The problem is compounded by the Chinese leadership’s insistence on sticking to high growth targets—7 percent at present—and the resulting reliance on credit to produce the requisite output. Because the credit system has been designed around implicit state guarantees, much of the financing is misallocated to the economy’s less efficient, highly indebted sectors. As a result, the foundations of China’s growth miracle are steadily being eroded by a debt overhang that shows few signs of receding.

The government’s loss of control over the economy has become increasingly evident. The meteoric rise and subsequent crash in the country’s stock market has left investors badly rattled. But the real wake-up call has been the belated effort to sort out local government borrowing and misspending.

The National Audit Office’s first attempt to estimate the size of local government debt uncovered a stock worth 26 percent of GDP at the end of 2010. A second effort in mid-2013 revealed a further rise to 32 percent of GDP. And the latest study by the Chinese Academy of Social Sciences shows that the debt jumped sharply, to 47.5 percent of GDP, by the end of 2014.

In November 2013, President Xi Jinping laid out a reform agenda that sought to increase the role of the market in China’s economy. This, it was hoped, would solve the capital misallocation problem that seemed to be leading to an unsustainable rise in debt.

Local government debt became a major test case. In early 2015, the central government announced plans to convert the local governments’ short-term, high-interest bank loans into long-term bonds. By increasing the maturity of the debt, the central government hoped to alleviate financing constraints on local governments and allow them to pursue financial stimulus.

When China’s banks balked at accepting the low yields offered on the new bonds, the goal of increasing the market’s role in the economy went out the window. The government forced banks to execute the debt swap. Unsurprisingly, banks suddenly became risk-averse. Local governments discovered that even with an improved liquidity position, banks were reluctant to extend new loans.

Meanwhile a slump in the real-estate market deprived local governments of their main revenue source: land sales. Thus ensued one of the more shocking developments in modern Chinese economic policymaking: the government’s call for stimulus was simply ignored.

China appears to be falling into a trap that it assiduously sought to avoid. The country’s debt problem looks set to worsen as the government neglects its reforms in favor of short-term growth objectives.
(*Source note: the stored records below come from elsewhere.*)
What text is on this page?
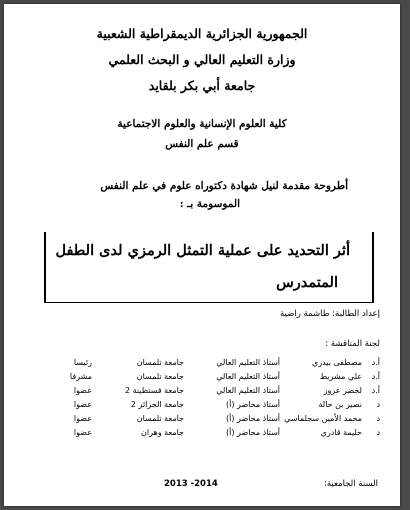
الجمهورية الجزائرية الديمقراطية الشعبية
وزارة التعليم العالي و البحث العلمي
جامعة أبي بكر بلقايد
كلية العلوم الإنسانية والعلوم الاجتماعية
قسم علم النفس
أطروحة مقدمة لنيل شهادة دكتوراه علوم في علم النفس
الموسومة بـ :
أثر التحديد على عملية التمثل الرمزي لدى الطفل
المتمدرس
إعداد الطالبة: طاشمة راضية
لجنة المناقشة :
أ.د	مصطفى بيدري	أستاذ التعليم العالي	جامعة تلمسان	رئيسا
أ.د	علي مشريط	أستاذ التعليم العالي	جامعة تلمسان	مشرفا
أ.د	لخضر عزوز	أستاذ التعليم العالي	جامعة قسنطينة 2	عضوا
د	نصير بن حالة	أستاذ محاضر (أ)	جامعة الجزائر 2	عضوا
د	محمد الأمين سجلماسي	أستاذ محاضر (أ)	جامعة تلمسان	عضوا
د	حليمة قادري	أستاذ محاضر (أ)	جامعة وهران	عضوا
السنة الجامعية:
2013 -2014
The drag on the economy will increase as resources continue to be diverted toward keeping inefficient firms alive. Banks will become ever more risk-averse as they seek to hide bad debts and avoid write-downs.

The government has sought to increase liquidity by dropping controls on the movement of capital. Doing so not only further undermines its control of the economy; it also creates the risk of a full-blown financial crisis that could engulf its neighbors and other emerging markets. For the moment, with the rising dollar adding to China’s economic woes as its currency appreciates sharply against regional peers, the authorities have fallen back on old instincts by devaluing the currency.

That will not be enough. China’s property market is deflating. Its equity markets have been discredited. And its economy seems increasingly sluggish. As a result, the country’s vast pool of domestic savings is increasingly looking to move abroad. Relative to the size of China’s foreign debt and the sheer volume of money that could go abroad, even its $3.7 trillion in foreign reserves starts to look puny.

Like termites, debt has a unique capacity to make short work of an economy’s foundations. By the time the infestation is recognized, it is often too late. If China is to reverse the damage, it will need to focus on debt deleveraging, repair its capital allocation mechanism, and delay the abolition of capital controls. The country’s economy is likely to suffer a growth crisis within the next 12-24 months. Its severity will be determined by whether the government makes difficult adjustments today or—like Japan in the 1990s—tries to wish the termites away. Project Syndicate

Gene Frieda is a global strategist for Moore Europe Capital Management.